Months ago I read that it is better to plant things in the evening after dark, or early in the morning before sunrise. I am going to do that this season. Rather than planting seeds, potaotes and repotting plants around noon to 3 pm, I will do it sometime between 11 pm to 1 am. For me, that’s a much more relaxing time to do it and it works better with my schedule.
Sometime after midnight I put on my cold weather gardening gloves and went outside. It was time to plant the first potatoes.
I checked the soil bags that I had prepared before winter. One had some compost that hadn’t entirely turned into soil. I will be using that bag for the compost loving 4 sisters. As a test, I filled one of the potato buckets with soil from that bag. I filled the other four with soil from one of the other bags. I planted about two chitted potato-pieces into each pot. I have enough for a handful more, and I will plant them later this week.
I realised that it is because of my meticulous planning last year that I am now having the easiest growing season yet.
My preparations
Before winter came:
- I washed all of the potato pots and stacked them up and stored them during winter.

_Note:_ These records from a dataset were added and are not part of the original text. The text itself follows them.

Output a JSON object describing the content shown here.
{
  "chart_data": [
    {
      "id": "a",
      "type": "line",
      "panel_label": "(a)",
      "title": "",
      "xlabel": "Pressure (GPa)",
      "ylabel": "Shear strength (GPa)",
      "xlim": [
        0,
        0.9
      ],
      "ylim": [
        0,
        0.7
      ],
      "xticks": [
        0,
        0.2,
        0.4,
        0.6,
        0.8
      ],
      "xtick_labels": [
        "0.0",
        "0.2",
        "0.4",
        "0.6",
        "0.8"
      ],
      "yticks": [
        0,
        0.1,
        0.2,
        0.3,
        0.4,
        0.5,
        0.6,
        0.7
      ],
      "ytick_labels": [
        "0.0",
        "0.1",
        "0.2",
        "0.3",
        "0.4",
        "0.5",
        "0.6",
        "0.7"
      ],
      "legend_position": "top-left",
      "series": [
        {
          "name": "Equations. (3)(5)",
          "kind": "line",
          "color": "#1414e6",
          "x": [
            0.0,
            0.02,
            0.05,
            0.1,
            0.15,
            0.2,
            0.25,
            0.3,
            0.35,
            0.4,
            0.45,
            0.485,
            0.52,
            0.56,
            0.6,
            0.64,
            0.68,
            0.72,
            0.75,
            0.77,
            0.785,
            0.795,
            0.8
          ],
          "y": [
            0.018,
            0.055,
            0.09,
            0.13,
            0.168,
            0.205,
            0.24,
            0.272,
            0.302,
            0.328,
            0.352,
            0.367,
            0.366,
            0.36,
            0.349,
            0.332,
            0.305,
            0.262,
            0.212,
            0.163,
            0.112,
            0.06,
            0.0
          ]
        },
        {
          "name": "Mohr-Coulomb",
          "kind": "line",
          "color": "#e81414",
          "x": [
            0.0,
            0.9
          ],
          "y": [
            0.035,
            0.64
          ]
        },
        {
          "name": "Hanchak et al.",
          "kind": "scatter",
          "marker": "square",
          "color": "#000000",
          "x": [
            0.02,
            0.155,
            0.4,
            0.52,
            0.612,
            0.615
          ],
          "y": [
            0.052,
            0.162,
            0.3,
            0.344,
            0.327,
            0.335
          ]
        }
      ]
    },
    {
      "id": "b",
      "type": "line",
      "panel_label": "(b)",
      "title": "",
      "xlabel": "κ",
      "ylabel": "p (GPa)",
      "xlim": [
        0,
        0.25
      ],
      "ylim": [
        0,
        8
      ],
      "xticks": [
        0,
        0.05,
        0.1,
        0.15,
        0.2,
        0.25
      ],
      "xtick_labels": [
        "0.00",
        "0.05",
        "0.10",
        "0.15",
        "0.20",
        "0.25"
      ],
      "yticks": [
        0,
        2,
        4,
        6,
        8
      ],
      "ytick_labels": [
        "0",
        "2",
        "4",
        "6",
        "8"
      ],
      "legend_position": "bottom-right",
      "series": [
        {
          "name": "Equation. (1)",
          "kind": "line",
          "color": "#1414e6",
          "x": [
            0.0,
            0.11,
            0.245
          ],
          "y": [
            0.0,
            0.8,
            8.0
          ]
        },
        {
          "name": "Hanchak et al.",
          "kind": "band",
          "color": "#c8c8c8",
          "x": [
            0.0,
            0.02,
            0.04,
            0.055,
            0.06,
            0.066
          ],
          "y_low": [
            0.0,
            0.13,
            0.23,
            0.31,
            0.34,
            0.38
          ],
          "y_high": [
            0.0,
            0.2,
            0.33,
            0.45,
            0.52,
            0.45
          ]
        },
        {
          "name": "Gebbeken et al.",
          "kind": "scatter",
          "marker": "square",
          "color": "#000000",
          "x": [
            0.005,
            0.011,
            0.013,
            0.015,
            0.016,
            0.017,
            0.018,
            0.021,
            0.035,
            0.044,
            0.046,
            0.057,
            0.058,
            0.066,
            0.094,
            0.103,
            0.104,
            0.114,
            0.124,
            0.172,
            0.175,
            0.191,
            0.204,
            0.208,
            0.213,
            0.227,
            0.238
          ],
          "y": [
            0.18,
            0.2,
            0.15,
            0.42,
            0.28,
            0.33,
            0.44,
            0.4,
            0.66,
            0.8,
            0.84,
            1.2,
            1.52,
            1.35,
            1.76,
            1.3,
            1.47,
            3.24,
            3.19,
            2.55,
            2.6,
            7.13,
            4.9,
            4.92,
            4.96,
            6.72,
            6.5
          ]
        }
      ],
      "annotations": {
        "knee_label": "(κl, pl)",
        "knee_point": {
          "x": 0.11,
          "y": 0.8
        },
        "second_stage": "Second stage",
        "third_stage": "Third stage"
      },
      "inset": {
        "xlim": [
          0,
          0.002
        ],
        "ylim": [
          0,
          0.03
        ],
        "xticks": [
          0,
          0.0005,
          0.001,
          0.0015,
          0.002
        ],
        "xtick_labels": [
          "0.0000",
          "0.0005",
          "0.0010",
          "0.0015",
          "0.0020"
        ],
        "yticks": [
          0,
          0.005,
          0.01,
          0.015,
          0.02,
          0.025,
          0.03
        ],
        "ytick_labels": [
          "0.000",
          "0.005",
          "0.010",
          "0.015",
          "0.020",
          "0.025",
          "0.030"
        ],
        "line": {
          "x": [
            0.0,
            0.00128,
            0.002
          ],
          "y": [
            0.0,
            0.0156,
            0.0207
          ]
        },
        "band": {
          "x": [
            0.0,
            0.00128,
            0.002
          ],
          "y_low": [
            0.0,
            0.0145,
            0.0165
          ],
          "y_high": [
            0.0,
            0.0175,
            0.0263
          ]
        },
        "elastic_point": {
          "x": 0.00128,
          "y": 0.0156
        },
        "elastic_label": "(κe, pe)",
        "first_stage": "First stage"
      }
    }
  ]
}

- I washed all my pots and containers, and placed them in storage.
- I layered soil and bokashi compost in large, double garbage bags and tied them up snugly.
- I drained the bokashi tea into the fertiliser fermentation vessel and the fertiliser has been fermenting since then. I also started a new bokashi that I will now be able to use for the 4 sisters and the tomato plants.
- I placed my seed potatoes in cold storage and I laid out sawdust and straw over all of my perennials. I prepared mushroom buckets and beds that could go dormant over winter and start inoculating in the spring.
- I planted a lot of garlic, leeks, green onions and yellow onions and covered them with sawdust, mycelium and straw.
- I ordered near all the seeds I would need for three growing seasons at a discount.
- I organised all of my seeds in plastic sleeves with holes that I keep in ring binders.
- I washed my gardening clothes and tools, packed them up neatly and placed them next to my folders in a moving box that I keep in my storage unit.
- I made sure to update my excel files and I rounded up all of my notes from the year. From the notes and my excel files I could decide what I would do more or less of next time.
How it paid off
At the end of March I was able to very easily take out the seeds for the season and arrange them in a way that worked for me. I planted some outside and started the rest on the fibre mats. I added those mats to my order when I purchased the seeds last year.
Yesterday I was able to fetch as many of the clean potato pots as I needed from storage. I carried them easily and placed them in front of the bags full of the homemade soil. Now during the night I merely needed to put on gloves, open the bags, add some soil in the buckets, plant the chitted potatoes in the soil and tie up the bags. It took less than 10 minutes.
This season, all I need to do is to:
- Rearrange things to make sure each plant has enough room. I have friends who will to help me with this, so it won’t take long. (30 min to 2 hours tops)
- Plant the seedlings outside when they’re big enough. (a few hours at most and not all in one go)
- Harvest. (as needed)
- Fertilise and water when needed. (about 10 minutes each time)
- Check my excel files, note how many plants I now have (thanks to propagation) and decide how many more plants I want of each variety.
- Propagate accordingly. (about 3 hours of work in total across the season)
- Prune at the end of the season. (about an hour or two in total)
Most of the perennials are old enough to do their own thing. The propagated plants will need larger pots eventually, but I have more than enough clean pots and containers, so that’s not an issue.
How do you plan and prep for your growing season?